Editor’s note: The following are remarks made by U.S. Rep. John Katko, R-Camillus, on the floor of Congress on Jan. 12, 2021. The text is available in the House Record H138 Page 14.
Mr. RASKIN. Mr. Speaker, I am honored to yield 2 minutes to the gentleman from New York (Mr. KATKO).
Mr. KATKO. Mr. Speaker, I rise as a proud American who has the distinct honor of serving this great body.
As a Member of Congress, we take an oath to defend the Constitution because at times it needs defending. On Jan. 6, the nation watched as insurrectionists stormed the Capitol, threatened the safety of countless individuals, and successfully, albeit it temporarily, disrupted our process.
In the midst of the attack, hundreds of Capitol Police officers heroically upheld their duty to defend the United States and protect those who work here. Many officers were severely injured and beaten, including one of my former interns.
Tragically, one officer, Officer Brian Sicknick, succumbed to the injuries he sustained. To Officer Sicknick’s family, I extend my deepest condolences. Know that we are praying for you. To all Capitol Police officers, we are deeply thankful for your bravery. Because of you, thousands of lives were protected, and the people’s work was able to resume.
Now, just as the Capitol Police protected us, Congress must match that courage and protect the Constitution, our democratic processes, and this nation. The President’s role in the insurrection is undeniable. Both on social media ahead of Jan. 6 and in his speech that day, he deliberately promoted baseless theories, creating a combustible environment of misinformation and division.
To allow the President of the United States to incite this attack without consequences is a direct threat to the future of this democracy. For this reason, I will vote to impeach this President tomorrow.

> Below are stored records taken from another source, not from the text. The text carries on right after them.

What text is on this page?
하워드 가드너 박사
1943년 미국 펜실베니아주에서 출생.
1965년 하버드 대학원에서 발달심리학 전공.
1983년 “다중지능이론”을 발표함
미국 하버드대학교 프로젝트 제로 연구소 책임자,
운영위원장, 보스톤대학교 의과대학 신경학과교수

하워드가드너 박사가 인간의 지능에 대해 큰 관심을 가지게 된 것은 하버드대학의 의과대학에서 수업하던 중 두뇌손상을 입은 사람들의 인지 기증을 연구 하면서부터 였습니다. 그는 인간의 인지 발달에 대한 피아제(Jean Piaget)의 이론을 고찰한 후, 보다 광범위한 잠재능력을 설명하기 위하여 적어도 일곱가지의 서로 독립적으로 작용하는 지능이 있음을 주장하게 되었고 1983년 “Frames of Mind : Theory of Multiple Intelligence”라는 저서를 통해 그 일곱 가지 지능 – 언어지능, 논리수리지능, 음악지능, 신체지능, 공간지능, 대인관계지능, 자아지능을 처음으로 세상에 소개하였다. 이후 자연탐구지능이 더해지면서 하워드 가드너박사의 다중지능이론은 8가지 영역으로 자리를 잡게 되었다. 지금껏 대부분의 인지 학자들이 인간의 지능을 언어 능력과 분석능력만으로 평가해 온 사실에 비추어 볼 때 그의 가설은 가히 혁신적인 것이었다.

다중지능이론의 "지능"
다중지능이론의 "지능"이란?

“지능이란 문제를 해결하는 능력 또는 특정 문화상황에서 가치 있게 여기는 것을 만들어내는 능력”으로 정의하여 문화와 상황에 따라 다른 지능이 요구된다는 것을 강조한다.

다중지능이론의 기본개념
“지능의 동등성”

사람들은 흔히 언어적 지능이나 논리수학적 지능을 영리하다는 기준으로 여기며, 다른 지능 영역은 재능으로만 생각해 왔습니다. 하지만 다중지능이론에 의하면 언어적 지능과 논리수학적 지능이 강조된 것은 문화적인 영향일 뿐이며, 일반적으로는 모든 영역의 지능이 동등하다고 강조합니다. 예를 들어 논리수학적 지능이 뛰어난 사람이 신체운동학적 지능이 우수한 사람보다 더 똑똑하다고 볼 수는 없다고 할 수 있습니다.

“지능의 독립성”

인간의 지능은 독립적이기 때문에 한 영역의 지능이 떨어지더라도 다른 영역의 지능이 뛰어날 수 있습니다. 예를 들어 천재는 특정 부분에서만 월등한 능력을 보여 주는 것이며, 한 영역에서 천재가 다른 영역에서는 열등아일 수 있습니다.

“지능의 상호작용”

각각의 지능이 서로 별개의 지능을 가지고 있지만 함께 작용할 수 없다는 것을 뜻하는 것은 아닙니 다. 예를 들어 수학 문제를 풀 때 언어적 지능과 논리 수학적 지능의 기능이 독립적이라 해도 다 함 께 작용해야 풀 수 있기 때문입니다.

The bill before us tonight is a non-binding resolution, which requests the Vice President to invoke the 25th Amendment, a step he has already said he will not take. It is merely a symbolic gesture, and I will oppose that resolution. After last week’s attack on the Cap-itol, it is clear our Nation is more divided than ever in recent history. We began this great experiment over 240 years ago. To preserve it, we must remember that our faith, race, or political party is not what unites us. What unites us is that we are Americans. I would encourage members of this body, and everyone at home, to remember that simple truth.